Cour d’appel de Lyon, le 24 octobre 2011, n°10/06651

Un couple, marié sans contrat en 1997 et parent de trois enfants, est engagé dans une procédure de divorce. Par une ordonnance de non-conciliation du 21 juin 2010, le juge aux affaires familiales a fixé les mesures provisoires, notamment une pension alimentaire pour les enfants et au titre du devoir de secours, ainsi que les modalités d’exercice du droit de visite et d’hébergement du père. L’épouse a fait appel de cette ordonnance, demandant une augmentation des pensions et une modification des droits de visite. L’époux sollicitait quant à lui la confirmation de l’ordonnance, avec quelques aménagements concernant l’organisation pratique. La Cour d’appel de Lyon, statuant le 24 octobre 2011, devait donc trancher ces différents points litigieux. La question de droit principale résidait dans la détermination du montant des pensions alimentaires et l’aménagement du droit de visite en cas d’éloignement géographique important d’un parent, au regard des ressources et charges respectives et de l’intérêt des enfants.

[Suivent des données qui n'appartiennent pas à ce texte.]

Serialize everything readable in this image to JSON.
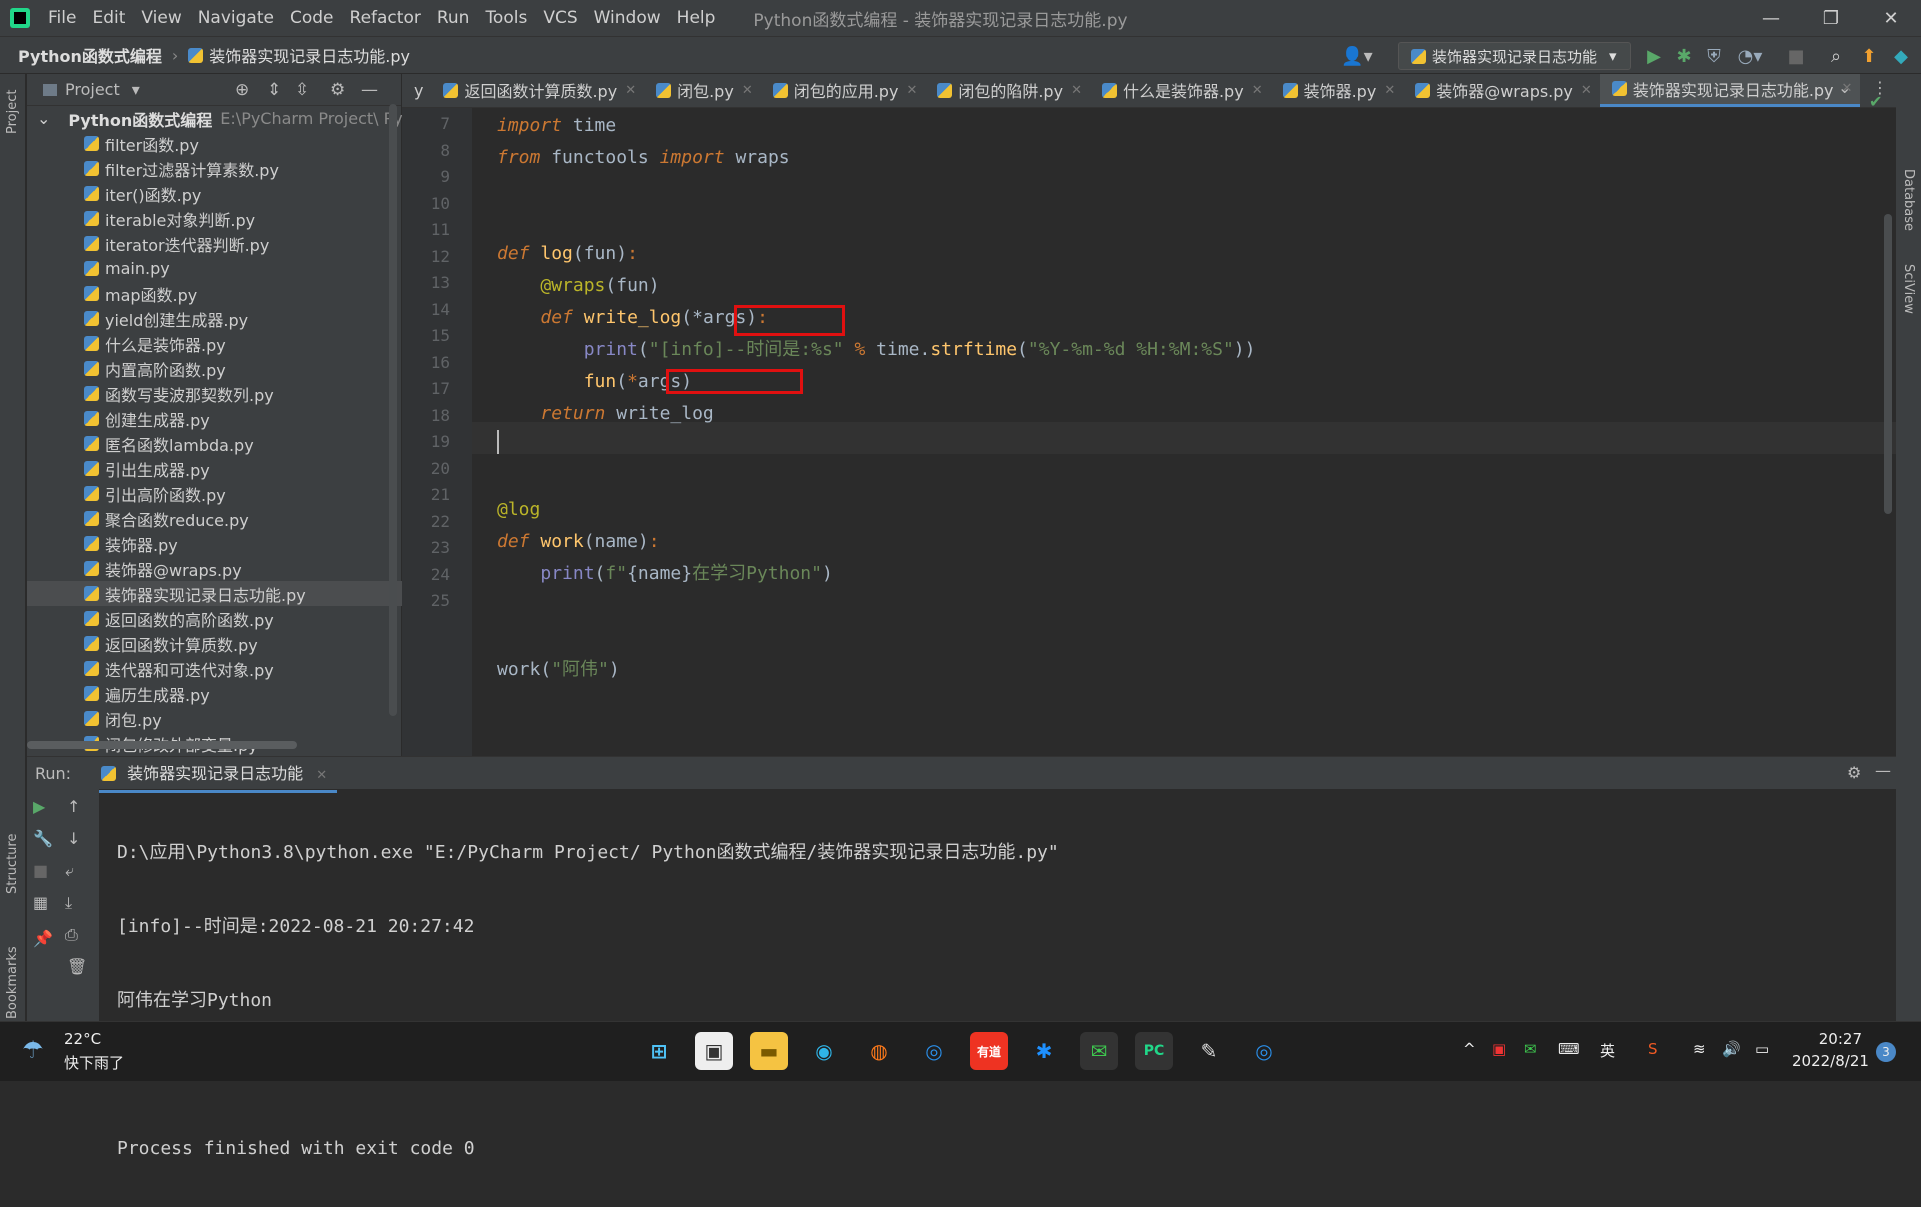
{
  "menubar": {
    "items": [
      "File",
      "Edit",
      "View",
      "Navigate",
      "Code",
      "Refactor",
      "Run",
      "Tools",
      "VCS",
      "Window",
      "Help"
    ],
    "window_title": "Python函数式编程 - 装饰器实现记录日志功能.py"
  },
  "navbar": {
    "project": "Python函数式编程",
    "file": "装饰器实现记录日志功能.py",
    "run_config": "装饰器实现记录日志功能"
  },
  "project_panel": {
    "title": "Project",
    "root_name": "Python函数式编程",
    "root_path": "E:\\PyCharm Project\\ Pyth",
    "files": [
      "filter函数.py",
      "filter过滤器计算素数.py",
      "iter()函数.py",
      "iterable对象判断.py",
      "iterator迭代器判断.py",
      "main.py",
      "map函数.py",
      "yield创建生成器.py",
      "什么是装饰器.py",
      "内置高阶函数.py",
      "函数写斐波那契数列.py",
      "创建生成器.py",
      "匿名函数lambda.py",
      "引出生成器.py",
      "引出高阶函数.py",
      "聚合函数reduce.py",
      "装饰器.py",
      "装饰器@wraps.py",
      "装饰器实现记录日志功能.py",
      "返回函数的高阶函数.py",
      "返回函数计算质数.py",
      "迭代器和可迭代对象.py",
      "遍历生成器.py",
      "闭包.py",
      "闭包修改外部变量.py"
    ],
    "selected": "装饰器实现记录日志功能.py"
  },
  "editor": {
    "tabs": [
      "y",
      "返回函数计算质数.py",
      "闭包.py",
      "闭包的应用.py",
      "闭包的陷阱.py",
      "什么是装饰器.py",
      "装饰器.py",
      "装饰器@wraps.py",
      "装饰器实现记录日志功能.py"
    ],
    "active_tab": "装饰器实现记录日志功能.py",
    "line_numbers": [
      "7",
      "8",
      "9",
      "10",
      "11",
      "12",
      "13",
      "14",
      "15",
      "16",
      "17",
      "18",
      "19",
      "20",
      "21",
      "22",
      "23",
      "24",
      "25"
    ]
  },
  "run_panel": {
    "label": "Run:",
    "tab": "装饰器实现记录日志功能",
    "output": [
      "D:\\应用\\Python3.8\\python.exe \"E:/PyCharm Project/ Python函数式编程/装饰器实现记录日志功能.py\"",
      "[info]--时间是:2022-08-21 20:27:42",
      "阿伟在学习Python",
      "",
      "Process finished with exit code 0"
    ]
  },
  "side_labels": {
    "project": "Project",
    "structure": "Structure",
    "bookmarks": "Bookmarks",
    "database": "Database",
    "sciview": "SciView"
  },
  "taskbar": {
    "weather_temp": "22°C",
    "weather_desc": "快下雨了",
    "ime": "英",
    "time": "20:27",
    "date": "2022/8/21",
    "notif_count": "3",
    "youdao": "有道"
  },
  "colors": {
    "accent": "#4a88c7",
    "keyword": "#cc7832",
    "string": "#6a8759",
    "function": "#ffc66d",
    "highlight_box": "#e01010"
  }
}
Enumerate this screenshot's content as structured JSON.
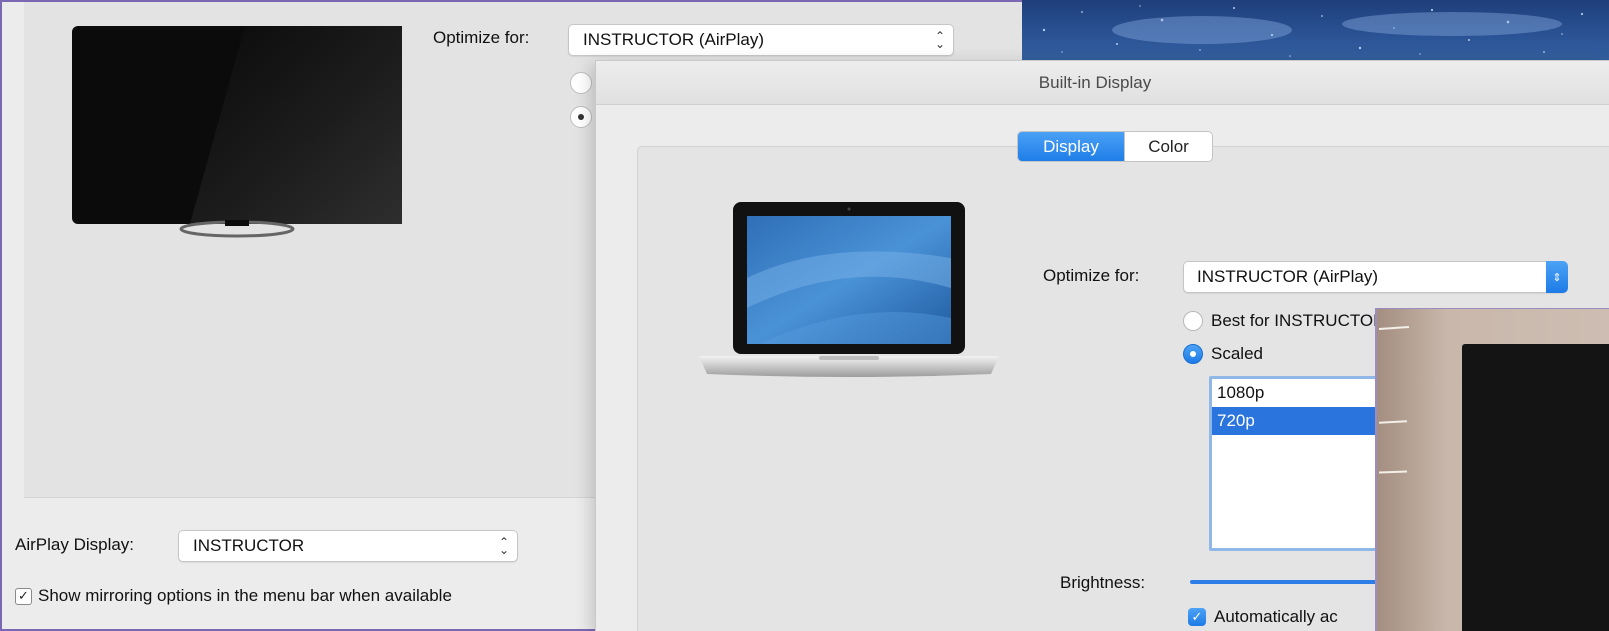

La cour a confirmé le montant des pensions fixé en première instance mais a modifié les modalités du droit de visite et d’hébergement du père, en adaptant sa fréquence et en précisant la charge des trajets.

**I. La confirmation par la Cour d’appel de l’appréciation souveraine des premiers juges sur les pensions alimentaires**

La cour rejette les demandes d’augmentation des pensions alimentaires. Elle opère une analyse comparative des situations respectives des époux pour justifier sa décision. Concernant le devoir de secours, elle relève que l’épouse “n’exerce actuellement aucune activité” tout en notant qu’elle vient de souscrire un bail pour rouvrir un atelier. Elle estime donc qu’une reprise d’activité est envisageable, les enfants étant scolarisés. Ses revenus se limitent aux allocations et aux pensions. En face, l’époux dispose de revenus mensuels importants mais supporte des charges fixes substantielles, notamment plusieurs crédits. La cour considère qu’“il n’y a pas lieu, au regard de ces divers éléments, à modification du montant de la pension alimentaire”. Cette formulation souligne le pouvoir souverain d’appréciation des juges du fond dans la recherche d’un équilibre entre besoins et ressources.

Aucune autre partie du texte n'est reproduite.